A team at Macquarie University, NSW, hopes to release the genetically modified* mozzies into problem colonies in the wild to breed with female mosquitoes. These females would then produce dead or sterile* offspring.

To many of us, mosquitoes may seem just annoying and unnecessary: biting and leaving us with itchy bites and not helping anyone or anything.
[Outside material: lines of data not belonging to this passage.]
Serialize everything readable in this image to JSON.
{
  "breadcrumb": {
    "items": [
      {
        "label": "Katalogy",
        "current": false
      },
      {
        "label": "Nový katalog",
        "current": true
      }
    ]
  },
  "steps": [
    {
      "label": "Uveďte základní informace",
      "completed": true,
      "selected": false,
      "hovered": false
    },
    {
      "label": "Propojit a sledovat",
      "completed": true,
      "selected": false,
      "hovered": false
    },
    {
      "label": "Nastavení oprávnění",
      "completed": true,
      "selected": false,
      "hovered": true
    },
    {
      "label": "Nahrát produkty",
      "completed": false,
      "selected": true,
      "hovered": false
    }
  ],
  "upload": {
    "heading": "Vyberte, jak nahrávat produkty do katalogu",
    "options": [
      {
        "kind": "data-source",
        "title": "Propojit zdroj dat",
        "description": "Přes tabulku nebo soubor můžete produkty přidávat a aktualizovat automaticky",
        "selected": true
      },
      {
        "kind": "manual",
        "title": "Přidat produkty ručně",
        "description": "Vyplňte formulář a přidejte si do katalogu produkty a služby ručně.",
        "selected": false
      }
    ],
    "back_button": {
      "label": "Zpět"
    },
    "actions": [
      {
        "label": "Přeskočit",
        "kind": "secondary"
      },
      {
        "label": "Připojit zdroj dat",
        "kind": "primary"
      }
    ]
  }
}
But mosquitoes do an important job in nature as a food source and as pollinators, so we can’t do without them.

Unfortunately, some mosquito species spread diseases.

The focus of the university’s project is the species aedes aegypti, which can spread viruses* such as zika, dengue, yellow fever and chikungunya.

Symptoms of the viruses range from joint pains to fever and in extreme cases some can lead to death.

media_cameraA child receives treatment for dengue at Dhaka Shishu Hospital in Dhaka, Bangladesh on July 31. Bangladesh is experiencing its worst-ever dengue fever outbreak. Picture: AP

The problem mozzie species lives in warmer regions, including northern Queensland and South East Asian countries such as Thailand and Indonesia, which are popular with Australian tourists.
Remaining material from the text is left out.